Un échec systématique
Il y a deux ans, ces près de 13 000 scientifiques de 153 pays, lançaient un appel pour « déclarer une urgence climatique mondiale » en même temps qu’ils faisaient un premier état des lieux. Depuis ? Rien ne s’est passé du côté des gouvernements, dénoncent-ils. Les chercheurs estiment qu’ils ont, de manière systématique, échoué à s’attaquer aux causes du changement climatique. Quand bien même « 1 990 juridictions dans 34 pays ont désormais reconnu ou déclaré l’urgence climatique », reconnaissent-ils.
Nous vous conseillons aussi cette interview du climatologue Christophe Cassou, directeur de recherche au CNRS : Catastrophes climatiques : « Nous entamons un voyage sans retour »
À moins de 100 jours de la conférence mondiale pour le climat (COP 26) qui se tiendra du 1er au 12 novembre à Glasgow, en Écosse, ce groupe de scientifiques refait le point. « Nous avons étudié les changements récents dans les signes vitaux de la planète depuis notre dernière publication : sur les 31 variables que nous suivons, 18 sont à des niveaux records », écrivent-ils.
Parmi ceux-là : la forêt amazonienne, l’épaisseur des glaciers, les émissions de gaz à effet de serre, ou l’acidité des océans. « Il existe des preuves croissantes que nous approchons, ou avons déjà franchi, des points de bascule dans des parties critiques du système planétaire, notamment les calottes glaciaires de l’Antarctique occidental et du Groenland, les récifs coralliens d’eau chaude, et la forêt amazonienne », constatent-ils.
De la forêt amazonienne à la banquise arctique
Dans le détail : un point de bascule pourrait avoir été franchi au sein de la forêt amazonienne, qui sous l’effet des incendies, de la sécheresse et de la déforestation illégale est devenue une source d’émissions de carbone plutôt qu’un puits, note ainsi l’étude. « Le taux de perte annuelle de la forêt amazonienne brésilienne a augmenté en 2019 et 2020, atteignant le pic de 1,11 million d’hectares détruits, du jamais vu depuis 12 ans », détaillent les chercheurs.

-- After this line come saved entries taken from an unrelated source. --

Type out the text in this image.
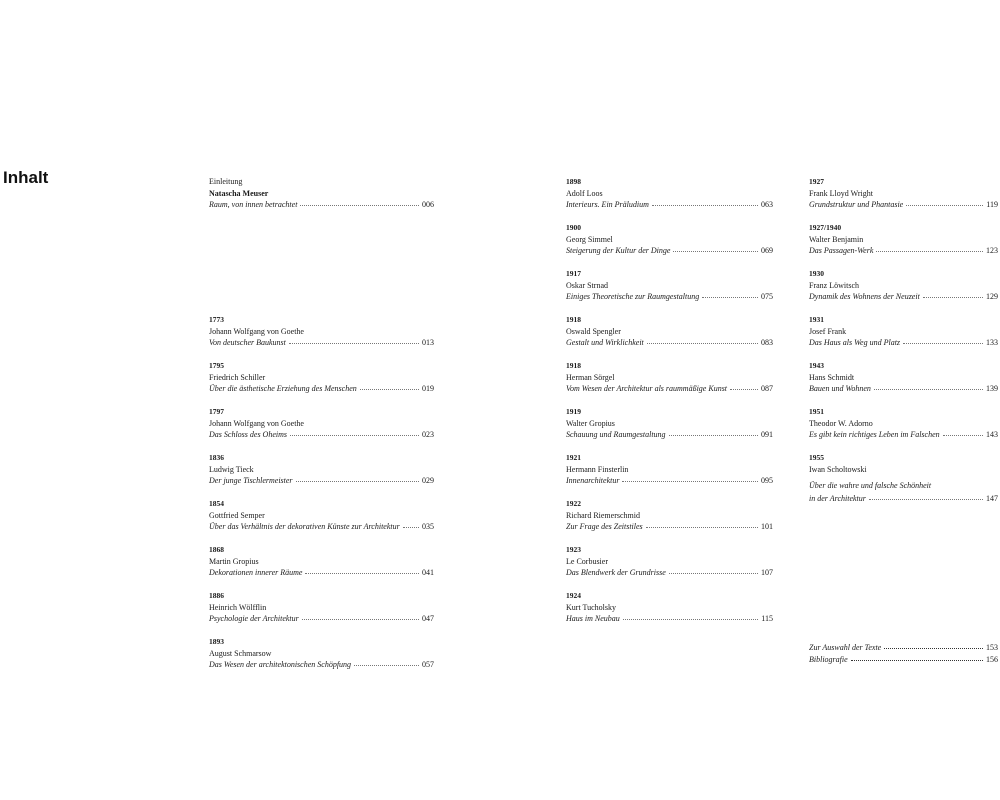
Inhalt	Einleitung
Natascha Meuser
Raum, von innen betrachtet	006
1773
Johann Wolfgang von Goethe
Von deutscher Baukunst	013
1795
Friedrich Schiller
Über die ästhetische Erziehung des Menschen	019
1797
Johann Wolfgang von Goethe
Das Schloss des Oheims	023
1836
Ludwig Tieck
Der junge Tischlermeister	029
1854
Gottfried Semper
Über das Verhältnis der dekorativen Künste zur Architektur	035
1868
Martin Gropius
Dekorationen innerer Räume	041
1886
Heinrich Wölfflin
Psychologie der Architektur	047
1893
August Schmarsow
Das Wesen der architektonischen Schöpfung	057
1898
Adolf Loos
Interieurs. Ein Präludium	063
1900
Georg Simmel
Steigerung der Kultur der Dinge	069
1917
Oskar Strnad
Einiges Theoretische zur Raumgestaltung	075
1918
Oswald Spengler
Gestalt und Wirklichkeit	083
1918
Herman Sörgel
Vom Wesen der Architektur als raummäßige Kunst	087
1919
Walter Gropius
Schauung und Raumgestaltung	091
1921
Hermann Finsterlin
Innenarchitektur	095
1922
Richard Riemerschmid
Zur Frage des Zeitstiles	101
1923
Le Corbusier
Das Blendwerk der Grundrisse	107
1924
Kurt Tucholsky
Haus im Neubau	115
1927
Frank Lloyd Wright
Grundstruktur und Phantasie	119
1927/1940
Walter Benjamin
Das Passagen-Werk	123
1930
Franz Löwitsch
Dynamik des Wohnens der Neuzeit	129
1931
Josef Frank
Das Haus als Weg und Platz	133
1943
Hans Schmidt
Bauen und Wohnen	139
1951
Theodor W. Adorno
Es gibt kein richtiges Leben im Falschen	143
1955
Iwan Scholtowski
Über die wahre und falsche Schönheit
in der Architektur	147
Zur Auswahl der Texte	153
Bibliografie	156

Sur la banquise arctique, l’effet du changement climatique est plus visible qu’ailleurs. En 2020, la banquise minimale estivale de l’Arctique a atteint son deuxième niveau le plus bas en termes de surface. L’épaisseur des glaciers a également établi un nouveau record. « Les glaciers fondent beaucoup plus vite qu’on ne le croyait auparavant ; ils perdent 31 % plus de neige et de glace par an qu’il y a à peine 15 ans », écrivent les scientifiques.

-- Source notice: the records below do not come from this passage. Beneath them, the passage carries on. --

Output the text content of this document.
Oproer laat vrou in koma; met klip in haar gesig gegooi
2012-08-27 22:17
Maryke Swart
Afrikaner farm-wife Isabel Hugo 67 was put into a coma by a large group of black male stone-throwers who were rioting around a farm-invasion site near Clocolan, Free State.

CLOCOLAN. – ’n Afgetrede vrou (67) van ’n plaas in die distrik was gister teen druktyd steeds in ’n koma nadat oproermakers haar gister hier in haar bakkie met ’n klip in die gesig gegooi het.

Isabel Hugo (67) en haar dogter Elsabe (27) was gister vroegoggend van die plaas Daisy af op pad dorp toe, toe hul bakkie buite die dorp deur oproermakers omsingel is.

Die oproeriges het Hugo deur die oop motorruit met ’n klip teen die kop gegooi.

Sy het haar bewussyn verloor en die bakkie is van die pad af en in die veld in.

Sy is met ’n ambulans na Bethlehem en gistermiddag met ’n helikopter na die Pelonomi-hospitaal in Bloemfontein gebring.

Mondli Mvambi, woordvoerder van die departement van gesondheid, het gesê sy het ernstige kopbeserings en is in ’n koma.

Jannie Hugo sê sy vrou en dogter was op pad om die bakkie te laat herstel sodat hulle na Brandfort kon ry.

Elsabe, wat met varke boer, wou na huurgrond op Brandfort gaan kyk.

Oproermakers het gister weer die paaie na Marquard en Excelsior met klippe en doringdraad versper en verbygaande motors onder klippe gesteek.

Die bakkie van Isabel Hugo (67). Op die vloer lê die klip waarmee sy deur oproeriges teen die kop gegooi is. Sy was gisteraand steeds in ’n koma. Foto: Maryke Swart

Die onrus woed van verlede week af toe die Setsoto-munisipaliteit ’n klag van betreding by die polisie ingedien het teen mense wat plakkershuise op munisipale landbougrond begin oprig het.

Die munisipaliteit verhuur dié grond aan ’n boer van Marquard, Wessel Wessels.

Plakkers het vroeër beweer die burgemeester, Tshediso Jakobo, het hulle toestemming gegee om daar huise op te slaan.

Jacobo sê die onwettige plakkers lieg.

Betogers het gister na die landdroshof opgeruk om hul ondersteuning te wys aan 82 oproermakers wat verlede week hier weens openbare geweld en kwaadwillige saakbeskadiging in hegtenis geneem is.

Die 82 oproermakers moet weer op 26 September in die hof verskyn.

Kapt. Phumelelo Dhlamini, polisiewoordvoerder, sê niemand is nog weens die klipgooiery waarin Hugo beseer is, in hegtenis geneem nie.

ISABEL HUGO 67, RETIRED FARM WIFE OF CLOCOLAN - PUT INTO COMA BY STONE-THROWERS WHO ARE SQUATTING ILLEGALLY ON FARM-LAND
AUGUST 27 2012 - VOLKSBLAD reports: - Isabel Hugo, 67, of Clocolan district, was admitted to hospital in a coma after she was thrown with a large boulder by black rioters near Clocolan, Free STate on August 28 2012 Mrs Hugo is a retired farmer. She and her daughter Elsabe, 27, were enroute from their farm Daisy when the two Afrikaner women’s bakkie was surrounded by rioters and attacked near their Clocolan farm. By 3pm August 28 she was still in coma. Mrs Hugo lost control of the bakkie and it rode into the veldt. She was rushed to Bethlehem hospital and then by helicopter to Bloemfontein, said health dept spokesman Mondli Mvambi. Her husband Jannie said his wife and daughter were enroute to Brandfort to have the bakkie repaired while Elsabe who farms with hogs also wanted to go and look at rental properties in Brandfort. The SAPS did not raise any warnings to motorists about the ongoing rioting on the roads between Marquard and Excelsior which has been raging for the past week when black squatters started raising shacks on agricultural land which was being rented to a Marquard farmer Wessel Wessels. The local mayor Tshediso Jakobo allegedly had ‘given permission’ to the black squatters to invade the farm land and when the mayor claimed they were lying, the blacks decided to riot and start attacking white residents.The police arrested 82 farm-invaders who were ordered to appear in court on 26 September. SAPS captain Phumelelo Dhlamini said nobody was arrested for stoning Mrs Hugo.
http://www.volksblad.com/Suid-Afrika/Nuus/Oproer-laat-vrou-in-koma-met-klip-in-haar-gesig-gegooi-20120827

4 milliards d'animaux pour l'alimentation
En matière d’alimentation, les chercheurs soulignent que pour la première fois la masse du bétail, avec quatre milliards d’animaux, dépasse, désormais, celle des humains et des animaux sauvages combinés. « La production de viande par habitant a baissé de 5,7 % entre 2018 et 2020, mais ce n’est dû qu’à l’émergence de la fièvre de la peste porcine africaine qui a réduit la production de porc en Chine. Dans le futur, une baisse de la consommation de viande ne se produira pas sans passer à une alimentation basée sur les plantes », pointent-ils encore.
Les océans, eux, se réchauffent et le niveau de la mer se fixe à des nouveaux records. « Pour les récifs coralliens, menacés par l’acidité des océans, et dont dépendent un demi-milliard de personnes, l’atteinte d’un point de non-retour est également possible », soulignent-ils.
S'attaquer à la source
Les auteurs réclament des actions rapides et radicales dans plusieurs domaines : éliminer les énergies fossiles, réduire la pollution, restaurer les écosystèmes, opter pour des régimes alimentaires basés sur les plantes, s’éloigner du modèle de croissance actuel et stabiliser la population mondiale.

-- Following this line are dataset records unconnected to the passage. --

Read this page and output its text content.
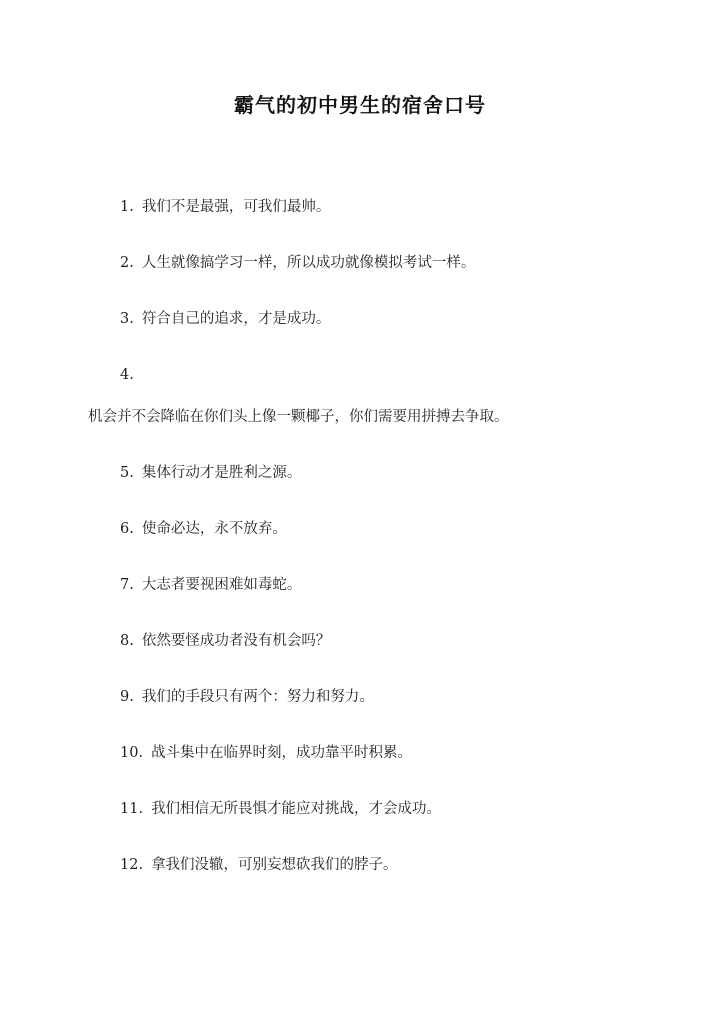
霸气的初中男生的宿舍口号
1. 我们不是最强，可我们最帅。
2. 人生就像搞学习一样，所以成功就像模拟考试一样。
3. 符合自己的追求，才是成功。
4.
机会并不会降临在你们头上像一颗椰子，你们需要用拼搏去争取。
5. 集体行动才是胜利之源。
6. 使命必达，永不放弃。
7. 大志者要视困难如毒蛇。
8. 依然要怪成功者没有机会吗？
9. 我们的手段只有两个：努力和努力。
10. 战斗集中在临界时刻，成功靠平时积累。
11. 我们相信无所畏惧才能应对挑战，才会成功。
12. 拿我们没辙，可别妄想砍我们的脖子。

« Nous devons arrêter de traiter l’urgence climatique comme un problème indépendant, le réchauffement n’est pas le seul problème de notre système Terre sous pression », a insisté William Ripple, de l’université d’État de l’Oregon. Selon lui, « les politiques pour combattre la crise climatique ou tout autre symptôme devraient s’attaquer à la source : la surexploitation de la planète par les humains ».